The former South Africa opener revealed that Tendulkar did not feel comfortable batting out of position before he took over as the head coach of the national team. The ‘Master Blaster’ had batted at No. 3 and No. 4 in 2007 before eventually reverting to his natural opening spot later that year.
Upon Kirsten’s appointment in March 2008, Tendulkar found within himself a late flourish and went on to score 2149 runs in ODIs between 2008 and 2011 with seven centuries. In 2010, he became the first batsman ever to hit a double century in an ODI for which he went on to be named as the Wisden Cricketer of the Year.
“I ended up having a great coaching journey with him. If I think of Sachin at the time, where he was when I arrived in India… he wanted to give up the game,” Kirsten said on ‘The Cricket Collective, a talkSPORT podcast.
“According to him, he was batting out of position. He wasn’t enjoying his cricket at all.
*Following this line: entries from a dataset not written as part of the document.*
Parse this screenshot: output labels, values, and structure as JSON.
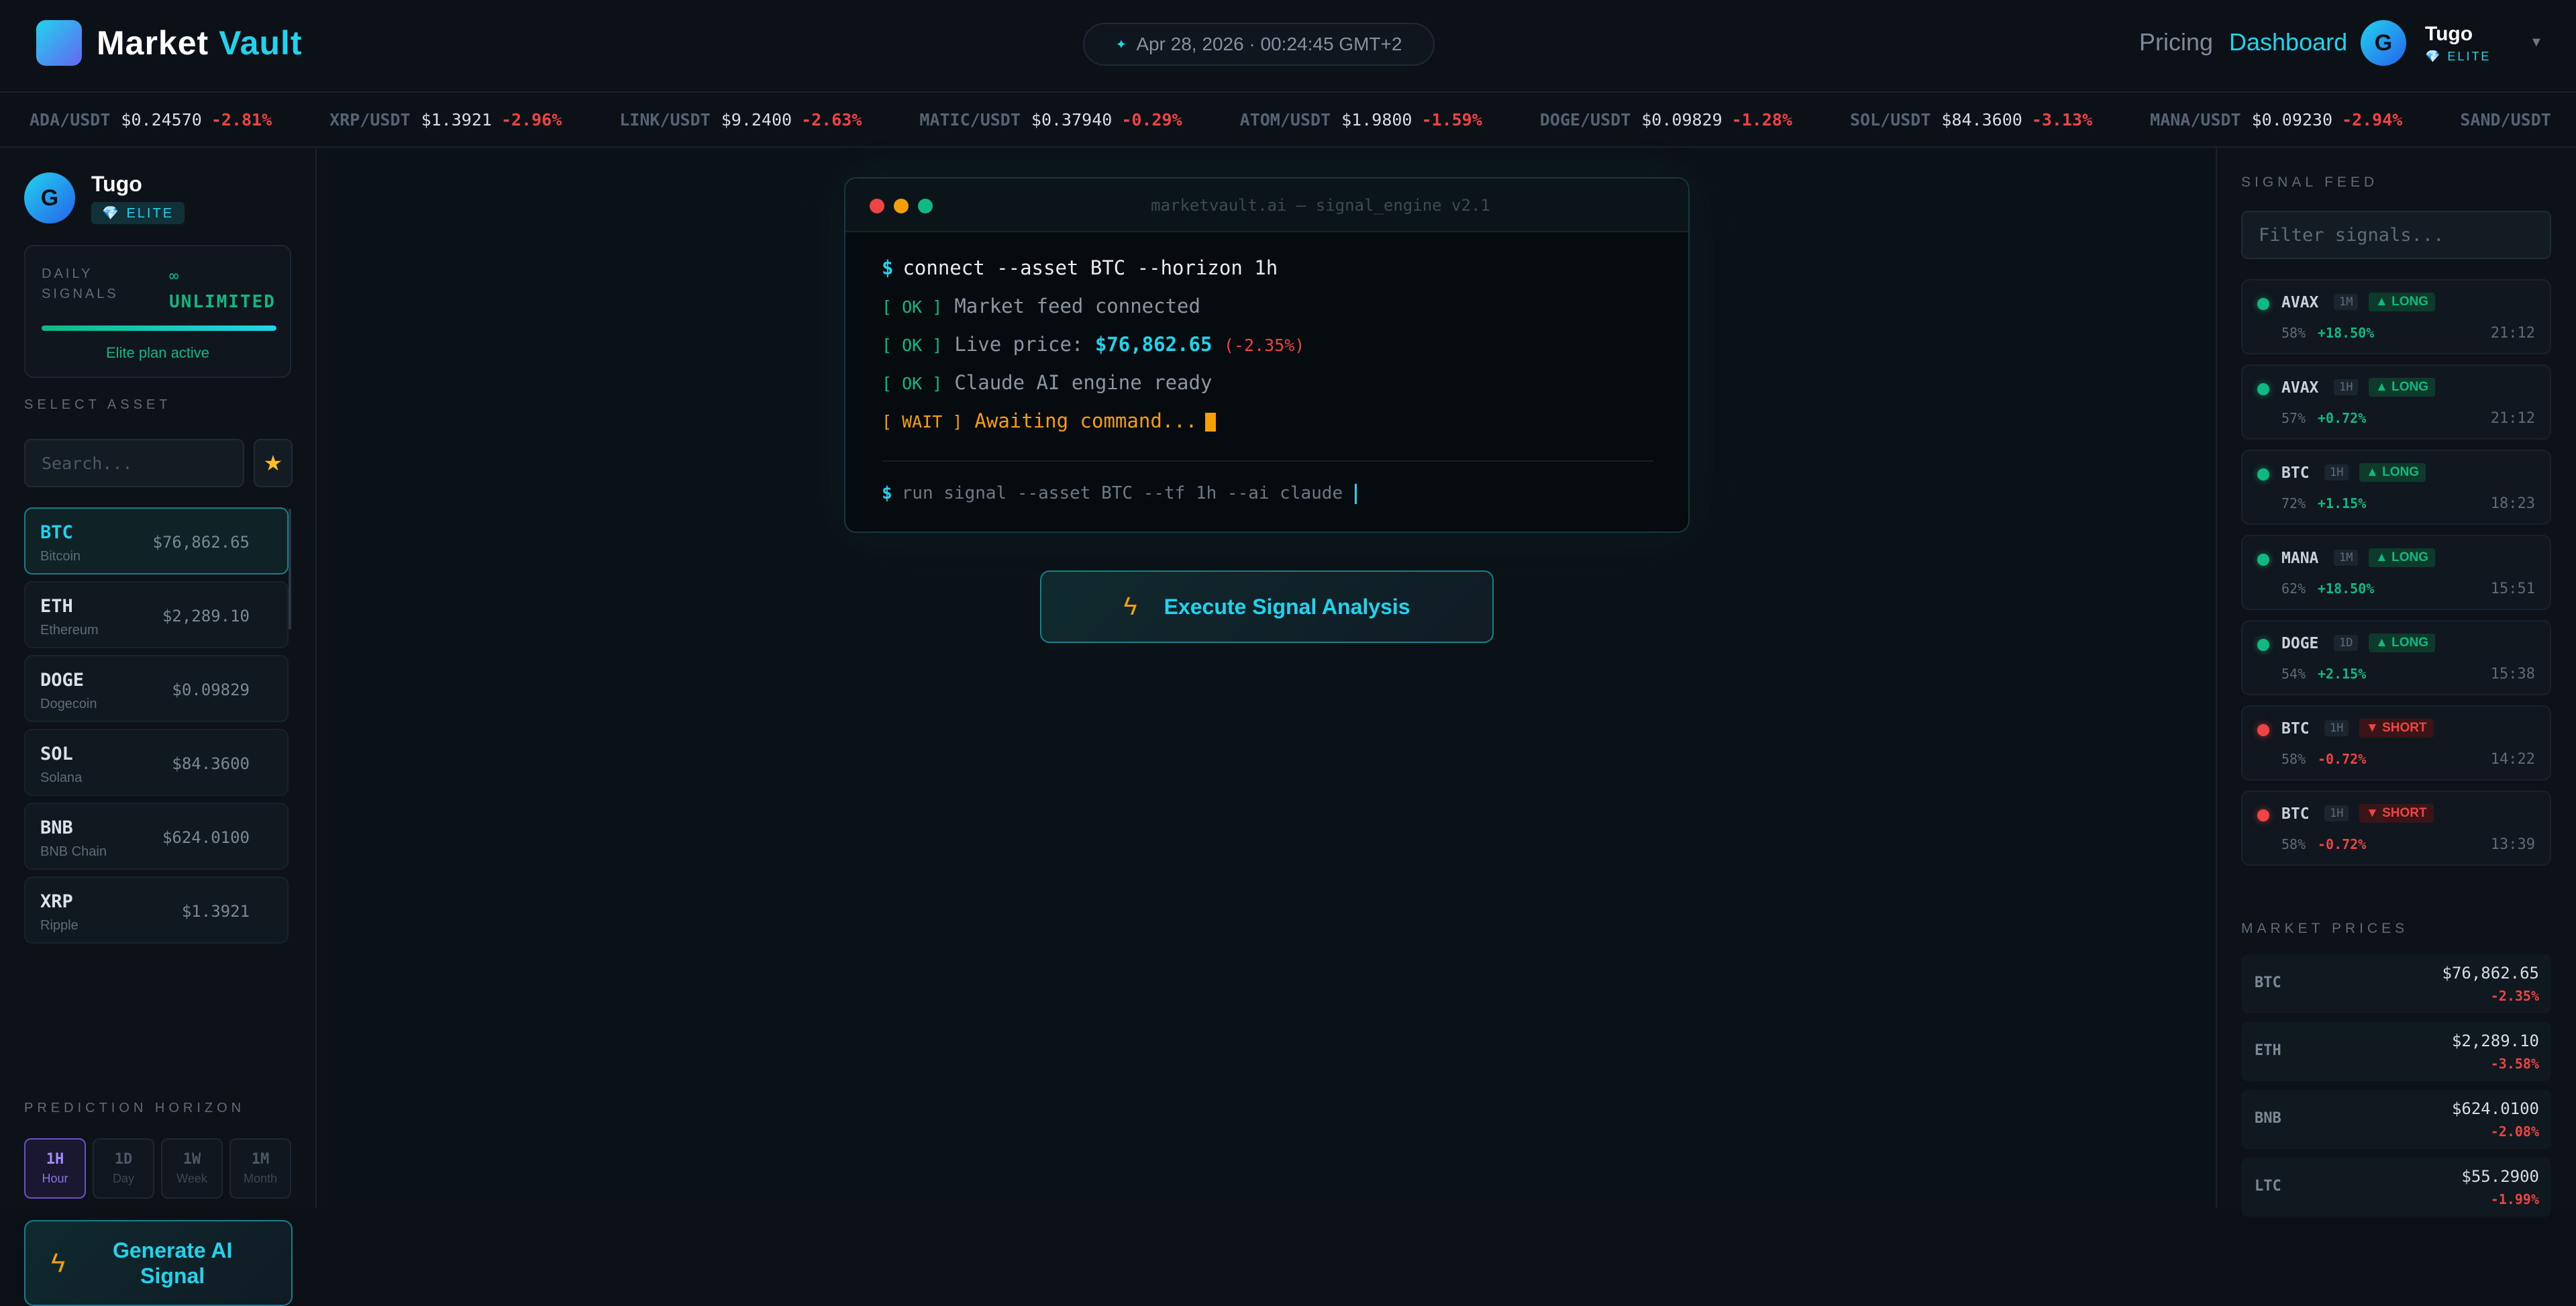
{
  "header": {
    "logo_word1": "Market",
    "logo_word2": "Vault",
    "datetime": "Apr 28, 2026 · 00:24:45 GMT+2",
    "nav_pricing": "Pricing",
    "nav_dashboard": "Dashboard",
    "user_name": "Tugo",
    "user_tier": "ELITE",
    "avatar_letter": "G"
  },
  "ticker": [
    {
      "sym": "ADA/USDT",
      "price": "$0.24570",
      "chg": "-2.81%"
    },
    {
      "sym": "XRP/USDT",
      "price": "$1.3921",
      "chg": "-2.96%"
    },
    {
      "sym": "LINK/USDT",
      "price": "$9.2400",
      "chg": "-2.63%"
    },
    {
      "sym": "MATIC/USDT",
      "price": "$0.37940",
      "chg": "-0.29%"
    },
    {
      "sym": "ATOM/USDT",
      "price": "$1.9800",
      "chg": "-1.59%"
    },
    {
      "sym": "DOGE/USDT",
      "price": "$0.09829",
      "chg": "-1.28%"
    },
    {
      "sym": "SOL/USDT",
      "price": "$84.3600",
      "chg": "-3.13%"
    },
    {
      "sym": "MANA/USDT",
      "price": "$0.09230",
      "chg": "-2.94%"
    },
    {
      "sym": "SAND/USDT",
      "price": "",
      "chg": ""
    }
  ],
  "left": {
    "user_name": "Tugo",
    "tier": "ELITE",
    "daily_label": "DAILY SIGNALS",
    "daily_symbol": "∞",
    "daily_value": "UNLIMITED",
    "daily_progress": 1.0,
    "plan_status": "Elite plan active",
    "select_asset_label": "SELECT ASSET",
    "search_placeholder": "Search...",
    "assets": [
      {
        "sym": "BTC",
        "name": "Bitcoin",
        "price": "$76,862.65",
        "selected": true
      },
      {
        "sym": "ETH",
        "name": "Ethereum",
        "price": "$2,289.10"
      },
      {
        "sym": "DOGE",
        "name": "Dogecoin",
        "price": "$0.09829"
      },
      {
        "sym": "SOL",
        "name": "Solana",
        "price": "$84.3600"
      },
      {
        "sym": "BNB",
        "name": "BNB Chain",
        "price": "$624.0100"
      },
      {
        "sym": "XRP",
        "name": "Ripple",
        "price": "$1.3921"
      }
    ],
    "horizon_label": "PREDICTION HORIZON",
    "horizons": [
      {
        "code": "1H",
        "name": "Hour",
        "active": true
      },
      {
        "code": "1D",
        "name": "Day"
      },
      {
        "code": "1W",
        "name": "Week"
      },
      {
        "code": "1M",
        "name": "Month"
      }
    ],
    "generate_label": "Generate AI Signal"
  },
  "terminal": {
    "title": "marketvault.ai — signal_engine v2.1",
    "prompt": "$",
    "command": "connect --asset BTC --horizon 1h",
    "ok_tag": "[ OK ]",
    "line_feed": "Market feed connected",
    "line_price_label": "Live price:",
    "live_price": "$76,862.65",
    "live_change": "(-2.35%)",
    "line_engine": "Claude AI engine ready",
    "wait_tag": "[ WAIT ]",
    "wait_text": "Awaiting command...",
    "input_command": "run signal --asset BTC --tf 1h --ai claude"
  },
  "execute_label": "Execute Signal Analysis",
  "right": {
    "feed_label": "SIGNAL FEED",
    "filter_placeholder": "Filter signals...",
    "signals": [
      {
        "asset": "AVAX",
        "tf": "1M",
        "dir": "▲ LONG",
        "type": "long",
        "conf": "58%",
        "pct": "+18.50%",
        "time": "21:12"
      },
      {
        "asset": "AVAX",
        "tf": "1H",
        "dir": "▲ LONG",
        "type": "long",
        "conf": "57%",
        "pct": "+0.72%",
        "time": "21:12"
      },
      {
        "asset": "BTC",
        "tf": "1H",
        "dir": "▲ LONG",
        "type": "long",
        "conf": "72%",
        "pct": "+1.15%",
        "time": "18:23"
      },
      {
        "asset": "MANA",
        "tf": "1M",
        "dir": "▲ LONG",
        "type": "long",
        "conf": "62%",
        "pct": "+18.50%",
        "time": "15:51"
      },
      {
        "asset": "DOGE",
        "tf": "1D",
        "dir": "▲ LONG",
        "type": "long",
        "conf": "54%",
        "pct": "+2.15%",
        "time": "15:38"
      },
      {
        "asset": "BTC",
        "tf": "1H",
        "dir": "▼ SHORT",
        "type": "short",
        "conf": "58%",
        "pct": "-0.72%",
        "time": "14:22"
      },
      {
        "asset": "BTC",
        "tf": "1H",
        "dir": "▼ SHORT",
        "type": "short",
        "conf": "58%",
        "pct": "-0.72%",
        "time": "13:39"
      }
    ],
    "prices_label": "MARKET PRICES",
    "prices": [
      {
        "sym": "BTC",
        "price": "$76,862.65",
        "chg": "-2.35%"
      },
      {
        "sym": "ETH",
        "price": "$2,289.10",
        "chg": "-3.58%"
      },
      {
        "sym": "BNB",
        "price": "$624.0100",
        "chg": "-2.08%"
      },
      {
        "sym": "LTC",
        "price": "$55.2900",
        "chg": "-1.99%"
      }
    ]
  },
  "colors": {
    "accent": "#22d3ee",
    "long": "#10b981",
    "short": "#ef4444",
    "warning": "#f59e0b",
    "horizon_active": "#a78bfa",
    "background": "#0a1016"
  }
}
And then he scores 19 international hundreds in three years… goes back to batting where he wants to bat and we won the World Cup.”
Kirsten indicated that during his time as head coach, he just focussed on ensuring Tendulkar found the right kind of atmosphere.
“For me, all I did was facilitate the environment for him to thrive. I didn’t have to tell him anything… he knew the game. What he did need was an environment… not only him but everyone… an environment where they can be the best versions of themselves,” said the 52-year-old.
Tendulkar finished his ODI career with a record 18,426 runs, including 49 hundreds and 96 fifties. In Test cricket, he scored 15,921 runs, including 51 hundreds and 68 fifties.